Dois de agosto de 1959. O acanhado estádio da Rua Javari apanhava um dos maiores públicos de todos os tempos : mais de dez mil pessoas para assistir aquele que já se antevia ser um grande espetáculo : C.A Juventus x Santos F.C.. Para quem conhece esse tradicional estádio vai conseguir compreender que somente encontravam-se sentados aqueles que chegaram muito cedo e conseguiram seu lugarzinho nas diminutas arquibancadas, inclusive uma de madeira desmontada alguns anos depois. Todos os demais espremiam-se em pé em inúmeras fileiras que iam das arquibancadas até o alambrado. E tente achar alguém que tivesse reclamado desse sacrifício, pois o que tiveram a oportunidade de presenciar compensou todo esse desconforto
Mas, para descrever o que aconteceu, nada melhor que o depoimento de um dos protagonistas desse espetáculo, o zagueiro Clovis, lamentavelmente já falecido :
“Chegamos até a comentar naquele dia, dentro do campo, que o Pelé estava meio “murcho”. A nossa torcida, sempre muito fanática, começou a mexer com ele. Não sei por que foram incomodar o diabo, “no bom sentido do termo”. Eram decorridos 36 minutos do segundo tempo e o Santos estava atacando para o gol dos fundos (aquele situado ao lado da Creche Marina Crespi). O Dorval estava na ponta-direita. Ele cruzou, a bola passou por cima da grande área. “Tira, tira. Cabeceia”, gritei. Quando a bola desceu encontrou o Pelé. Sem deixá-la fugir, ele, com um leve toque por baixo da bola encobriu o zagueiro Julinho que chegava para dar combate e em seqüência deu um chapéu no Homero. Fui para cima dele e também tomei o meu. Faltava apenas o goleiro Mão-de-Onça, que saiu para abafar a bola. O Pelé também deu um chapéu nele e completou o lance de cabeça, com uma lucidez impressionante. O fato teve um lado até engraçado. Tinha chovido bastante de manhã e havia uma poça d’água na pequena área. O Mão-de-Onça pegou só barro. Ele ficou com a cara sobre a lama”.

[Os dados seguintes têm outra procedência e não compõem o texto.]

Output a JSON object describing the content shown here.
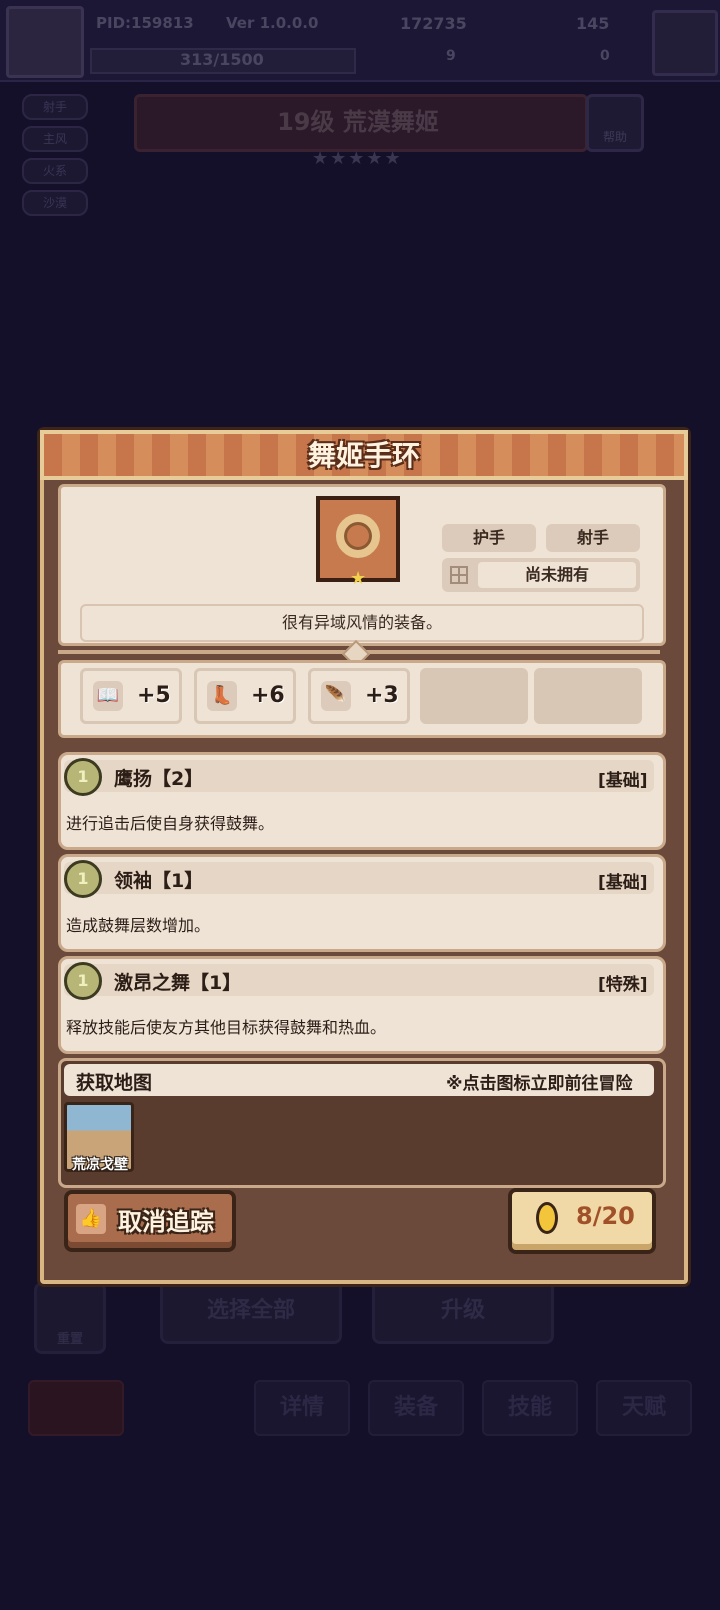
{
  "background": {
    "pid": "PID:159813",
    "version": "Ver 1.0.0.0",
    "coins": "172735",
    "gems": "145",
    "exp": "313/1500",
    "res_a": "9",
    "res_b": "0",
    "side_tags": [
      "射手",
      "主风",
      "火系",
      "沙漠"
    ],
    "hero_title": "19级 荒漠舞姬",
    "help_label": "帮助",
    "stars": "★★★★★",
    "select_all": "选择全部",
    "upgrade": "升级",
    "reset_label": "重置",
    "tabs": [
      "详情",
      "装备",
      "技能",
      "天赋"
    ]
  },
  "item": {
    "name": "舞姬手环",
    "tags": [
      "护手",
      "射手"
    ],
    "ownership": "尚未拥有",
    "description": "很有异域风情的装备。",
    "stats": [
      {
        "icon": "book-icon",
        "value": "+5"
      },
      {
        "icon": "boot-icon",
        "value": "+6"
      },
      {
        "icon": "wing-icon",
        "value": "+3"
      }
    ]
  },
  "skills": [
    {
      "name": "鹰扬【2】",
      "type": "[基础]",
      "desc": "进行追击后使自身获得鼓舞。"
    },
    {
      "name": "领袖【1】",
      "type": "[基础]",
      "desc": "造成鼓舞层数增加。"
    },
    {
      "name": "激昂之舞【1】",
      "type": "[特殊]",
      "desc": "释放技能后使友方其他目标获得鼓舞和热血。"
    }
  ],
  "maps": {
    "title": "获取地图",
    "hint": "※点击图标立即前往冒险",
    "items": [
      {
        "label": "荒凉戈壁"
      }
    ]
  },
  "actions": {
    "untrack": "取消追踪",
    "count": "8/20"
  },
  "colors": {
    "dialog_bg": "#6b4a3b",
    "panel_bg": "#efe3d6",
    "header_orange": "#c6764a",
    "count_text": "#a0512a"
  }
}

Além desse, outro acontecimento histórico ocorreu logo em seguida : o nascimento do famoso “soco no ar”, pois foi a primeira vez que Pelé comemorou o gol com esse gesto, conforme conta o próprio “ Rei” :
“Quando fiz o gol parti para cima da torcida, brigando. Não fui dando soco no ar para gritar gol. Fui xingando mesmo os caras e socando o ar, mas apenas para gritar gol. Um gesto que saiu sem querer, fruto de uma ira momentânea, acabou perpetuado depois apenas por um motivo: satisfação e alegria do dever cumprido. O Juventus era sempre um time difícil. Era jogo para ganhar de 1 a 0. Consegui fazer uma jogada bonita naquela tarde”
E uma cena de grande emoção se seguiu, pois todos os trocedores presentes, incluindo os jogadores, aplaudiram demoradamente o grande feito do eterno Rei do Futebol.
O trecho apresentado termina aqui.